Sonsuz gibi görünen Ruh İradesi baskısı altında, bu aynı zamanda kişinin Ruh İradesi için bir tür tavlamaydı.
Lin Yuan başını sallayarak, “Ben o kadarını kavrayamadım,” dedi. Şu anda bile beden parçasının içerdiği evrim yollarının sonunu görmemişti. Üç binden fazlasını kavramak okyanusta sadece bir damlaydı.
“On Üçüncü Tepe Ustası, yine alçakgönüllü davranıyorsunuz,” diyen Gao Wufeng, Lin Yuan’a biraz çaresizce baktı.
Aynı zamanda düşünmeye de devam ediyordu. Kaç kişi? Bunu söyleyebilmek, On Üçüncü Tepe Ustasının en az beş veya altı evrim yolunu, hatta belki de ona yakınını kavradığı anlamına mı geliyordu?
Gao Wufeng ile birkaç dakika sohbet ettikten sonra.
Lin Yuan beden parçasını bir kez daha kavramak için sanal dünyaya geri döndü.

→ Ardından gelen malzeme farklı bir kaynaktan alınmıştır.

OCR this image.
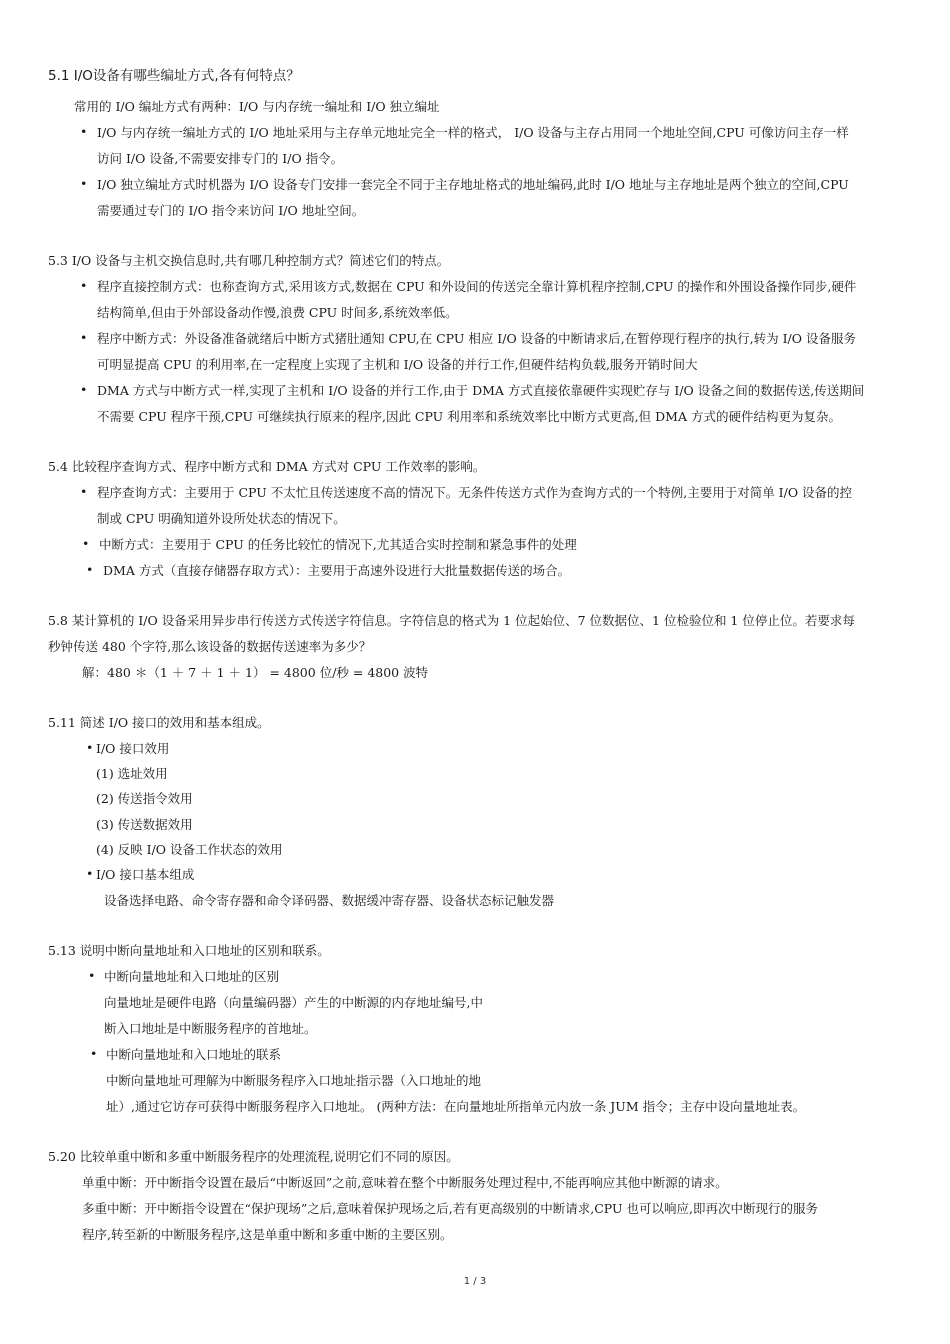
5.1 I/O设备有哪些编址方式,各有何特点？
常用的 I/O 编址方式有两种：I/O 与内存统一编址和 I/O 独立编址
• I/O 与内存统一编址方式的 I/O 地址采用与主存单元地址完全一样的格式， I/O 设备与主存占用同一个地址空间,CPU 可像访问主存一样
访问 I/O 设备,不需要安排专门的 I/O 指令。
• I/O 独立编址方式时机器为 I/O 设备专门安排一套完全不同于主存地址格式的地址编码,此时 I/O 地址与主存地址是两个独立的空间,CPU
需要通过专门的 I/O 指令来访问 I/O 地址空间。
5.3 I/O 设备与主机交换信息时,共有哪几种控制方式？简述它们的特点。
• 程序直接控制方式：也称查询方式,采用该方式,数据在 CPU 和外设间的传送完全靠计算机程序控制,CPU 的操作和外围设备操作同步,硬件
结构简单,但由于外部设备动作慢,浪费 CPU 时间多,系统效率低。
• 程序中断方式：外设备准备就绪后中断方式猪肚通知 CPU,在 CPU 相应 I/O 设备的中断请求后,在暂停现行程序的执行,转为 I/O 设备服务
可明显提高 CPU 的利用率,在一定程度上实现了主机和 I/O 设备的并行工作,但硬件结构负载,服务开销时间大
• DMA 方式与中断方式一样,实现了主机和 I/O 设备的并行工作,由于 DMA 方式直接依靠硬件实现贮存与 I/O 设备之间的数据传送,传送期间
不需要 CPU 程序干预,CPU 可继续执行原来的程序,因此 CPU 利用率和系统效率比中断方式更高,但 DMA 方式的硬件结构更为复杂。
5.4 比较程序查询方式、程序中断方式和 DMA 方式对 CPU 工作效率的影响。
• 程序查询方式：主要用于 CPU 不太忙且传送速度不高的情况下。无条件传送方式作为查询方式的一个特例,主要用于对简单 I/O 设备的控
制或 CPU 明确知道外设所处状态的情况下。
• 中断方式：主要用于 CPU 的任务比较忙的情况下,尤其适合实时控制和紧急事件的处理
• DMA 方式（直接存储器存取方式）：主要用于高速外设进行大批量数据传送的场合。
5.8 某计算机的 I/O 设备采用异步串行传送方式传送字符信息。字符信息的格式为 1 位起始位、7 位数据位、1 位检验位和 1 位停止位。若要求每
秒钟传送 480 个字符,那么该设备的数据传送速率为多少？
解：480 ＊（1 ＋ 7 ＋ 1 ＋ 1） = 4800 位/秒 = 4800 波特
5.11 简述 I/O 接口的效用和基本组成。
• I/O 接口效用
(1) 选址效用
(2) 传送指令效用
(3) 传送数据效用
(4) 反映 I/O 设备工作状态的效用
• I/O 接口基本组成
设备选择电路、命令寄存器和命令译码器、数据缓冲寄存器、设备状态标记触发器
5.13 说明中断向量地址和入口地址的区别和联系。
• 中断向量地址和入口地址的区别
向量地址是硬件电路（向量编码器）产生的中断源的内存地址编号,中
断入口地址是中断服务程序的首地址。
• 中断向量地址和入口地址的联系
中断向量地址可理解为中断服务程序入口地址指示器（入口地址的地
址）,通过它访存可获得中断服务程序入口地址。 (两种方法：在向量地址所指单元内放一条 JUM 指令；主存中设向量地址表。
5.20 比较单重中断和多重中断服务程序的处理流程,说明它们不同的原因。
单重中断：开中断指令设置在最后“中断返回”之前,意味着在整个中断服务处理过程中,不能再响应其他中断源的请求。
多重中断：开中断指令设置在“保护现场”之后,意味着保护现场之后,若有更高级别的中断请求,CPU 也可以响应,即再次中断现行的服务
程序,转至新的中断服务程序,这是单重中断和多重中断的主要区别。
1 / 3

“Bilgelik Tanrıçası gerçekten de ikinci yöntemi halka mı açtı?” Lin Yuan kendi kendine düşündü.
Ancak bir süre düşündükten sonra Lin Yuan anladı. Bu yöntem halka açık olsa bile, ne fark ederdi ki? Hedefe ulaşmak için gereken evrim yollarının sayısı açıklanmadığı sürece, uzaylılar bunu bilse bile fark etmezdi.
Bazen hedef önemliydi. Hedefe ulaşmak için kaç evrim yolunu kavramanız gerektiğini bilmiyorsanız, bu uzaylı güç merkezleri temelde sebat edemezdi.
Sonuçta, o beden parçasından gelen Ruh İradesi baskısı aşırı bir işkenceydi. Kötü koşullar altında, kavrama hızı büyük ölçüde azalırdı.
Lin Yuan buna tesadüfen rastlamıştı. Aslında, Yüce Evrim Yolunu kavramaya niyetli değildi. O sadece Ruh İradesini yumuşatmak istemişti.
Ve Rakipsiz İçgörü’nün kutsamasıyla, üç bin üç yüz otuz üç yolu hızla kavradı ve sonunda Şeytan Yeşim İşareti’ni yoğunlaştırarak aydınlanmaya ulaştı.
Peki ya diğerleri? Neredeyse hiçbiri sebat edemedi.
“Kavramaya devam edelim.”
Lin Yuan düşüncelerini sakinleştirdi ve bir kez daha gökyüzünün altındaki beden parçasına baktı.
Lin Yuan zaten Şeytan Yeşim Kulesi’nin düzenli bir üyesi olmasına rağmen, düzenli üyeler olduğu için çekirdek ve hatta daha yüksek seviyeli üyeler de vardı.
Daha fazla evrim yolunu kavramaya devam ederse, Şeytan Yeşim Kulesi’ndeki statüsünde bir yükselme elde edebilir miydi?
En önemlisi, vücut parçasının içindeki evrim yollarını kavramak Lin Yuan için büyük fayda sağlıyordu. Analizden sonra, özü kendi içine entegre edebilirdi.
Ve kendi Ruh İradesini geliştirmeye devam edebilirdi.
Bir taşla üç kuş vurduğu söylenebilir.
Lin Yuan doğal olarak pes etmek istemedi.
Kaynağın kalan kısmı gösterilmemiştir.